In the final assembly, the surface 54 of base plate 50 is disposed against the IDCM 14 (or other suitable component) and secured thereto via fasteners inserted through apertures 58. It will be appreciated that base plate 50 may be attached to the IDCM 14 by alternative operations, such as welding. Next, the upper cable covers 52a, which are attached to the HV cables 30, 32, are subsequently coupled to the upper cable supports 62 by inserting fastener clip 86 into slot 72, intermediate tab 84 into intermediate slot 70, and fastener clip 88 into slot 74. The electrical connectors 34, 40 may then be plugged into receiving connectors (not shown) of HV components, such as the HV battery pack 12 and HV power distribution module 16.

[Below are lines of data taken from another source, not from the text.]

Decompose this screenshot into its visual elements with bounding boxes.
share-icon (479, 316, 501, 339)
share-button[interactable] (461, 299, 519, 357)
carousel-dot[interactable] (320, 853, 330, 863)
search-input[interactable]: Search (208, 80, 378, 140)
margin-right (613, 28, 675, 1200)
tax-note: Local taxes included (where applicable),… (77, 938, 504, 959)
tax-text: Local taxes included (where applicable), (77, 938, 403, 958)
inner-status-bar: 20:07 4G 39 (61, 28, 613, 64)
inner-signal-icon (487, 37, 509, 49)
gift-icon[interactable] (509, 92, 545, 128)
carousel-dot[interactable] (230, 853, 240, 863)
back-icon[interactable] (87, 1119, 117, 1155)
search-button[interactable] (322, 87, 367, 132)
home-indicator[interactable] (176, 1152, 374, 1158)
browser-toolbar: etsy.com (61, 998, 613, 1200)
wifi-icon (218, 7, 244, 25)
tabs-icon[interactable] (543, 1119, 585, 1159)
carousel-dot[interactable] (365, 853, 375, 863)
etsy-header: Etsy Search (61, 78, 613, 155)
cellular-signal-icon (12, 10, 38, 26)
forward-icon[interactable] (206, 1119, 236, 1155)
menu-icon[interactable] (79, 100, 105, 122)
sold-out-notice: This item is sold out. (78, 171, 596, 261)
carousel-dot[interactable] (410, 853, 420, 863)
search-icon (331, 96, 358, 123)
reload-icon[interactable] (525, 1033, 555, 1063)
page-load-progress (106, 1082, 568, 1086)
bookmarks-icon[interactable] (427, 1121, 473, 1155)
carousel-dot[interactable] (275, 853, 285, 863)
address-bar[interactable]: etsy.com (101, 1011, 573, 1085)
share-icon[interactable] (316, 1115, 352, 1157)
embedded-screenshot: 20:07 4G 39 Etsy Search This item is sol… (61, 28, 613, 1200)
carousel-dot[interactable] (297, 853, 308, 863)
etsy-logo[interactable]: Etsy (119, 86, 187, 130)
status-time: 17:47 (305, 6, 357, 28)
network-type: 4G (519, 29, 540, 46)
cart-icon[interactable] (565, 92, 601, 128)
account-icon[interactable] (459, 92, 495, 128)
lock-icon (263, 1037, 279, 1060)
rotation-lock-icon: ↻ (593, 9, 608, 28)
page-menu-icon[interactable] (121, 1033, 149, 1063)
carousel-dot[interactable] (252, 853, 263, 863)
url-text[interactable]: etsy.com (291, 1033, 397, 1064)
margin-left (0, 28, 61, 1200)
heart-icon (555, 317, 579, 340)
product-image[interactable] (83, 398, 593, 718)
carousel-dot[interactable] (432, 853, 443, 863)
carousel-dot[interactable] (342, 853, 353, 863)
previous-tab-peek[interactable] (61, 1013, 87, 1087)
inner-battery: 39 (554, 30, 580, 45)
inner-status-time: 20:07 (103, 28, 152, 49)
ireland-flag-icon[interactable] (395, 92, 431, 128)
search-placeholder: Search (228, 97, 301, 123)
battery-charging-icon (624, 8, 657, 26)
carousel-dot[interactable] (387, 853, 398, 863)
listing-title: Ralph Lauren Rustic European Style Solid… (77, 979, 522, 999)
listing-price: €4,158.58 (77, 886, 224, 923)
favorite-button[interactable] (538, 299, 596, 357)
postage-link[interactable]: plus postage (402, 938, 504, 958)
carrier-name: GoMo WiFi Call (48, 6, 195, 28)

During an example operation, such as a vehicle impact event, at least one of the HV components (e.g. HV battery pack 12) attached to the first HV cable bundle 22 is subjected to a displacement force. In some scenarios, this force causes tension on the HV cables 30, 32 that are being held in place by the HV cable bundle router 20, which could result in a large pull out force on the electrical connector 34 and cause damage thereto. However, as previously described, the first and/or second fastener clips 86, 88 are designed to break away or separate from the upper cable cover 52a under a predetermined force, such as from the vehicle impact.

In this way, the tension/pulling force on the HV cables 30, 32 is transferred to the upper cable cover 52a, the first fastener clip 86, and/or the second fastener clip 88. This transfer of force causes the first and/or second fastener clips 86, 88 to break away from the upper cable cover 52a, thereby causing the upper cable cover 52a to separate from the base plate 50 and allowing movement of the HV cables 30, 32 to prevent the pullout force on the electrical connector 34. Advantageously, the upper cable covers 52a remain secured to the HV cables 30, 32 via the fasteners 102 to prevent flying debris.

Described herein are systems and methods for preventing pullout forces on HV electrical connectors caused by vehicle impact loading. The system utilizes a HV cable bundle router with a break-away attachment that holds HV cables in place during normal operation. Under a predetermined force, one or more fastener clips holding the HV cables in place are designed to purposely break/separate, thereby allowing the HV cables to flex without causing damage to the HV cables or their electrical connectors.

It will be understood that the mixing and matching of features, elements, methodologies, systems and/or functions between various examples may be expressly contemplated herein so that one skilled in the art will appreciate from the present teachings that features, elements, systems and/or functions of one example may be incorporated into another example as appropriate, unless described otherwise above. It will also be understood that the description, including disclosed examples and drawings, is merely exemplary in nature intended for purposes of illustration only and is not intended to limit the scope of the present disclosure, its application or uses. Thus, variations that do not depart from the gist of the present disclosure are intended to be within the scope of the present disclosure.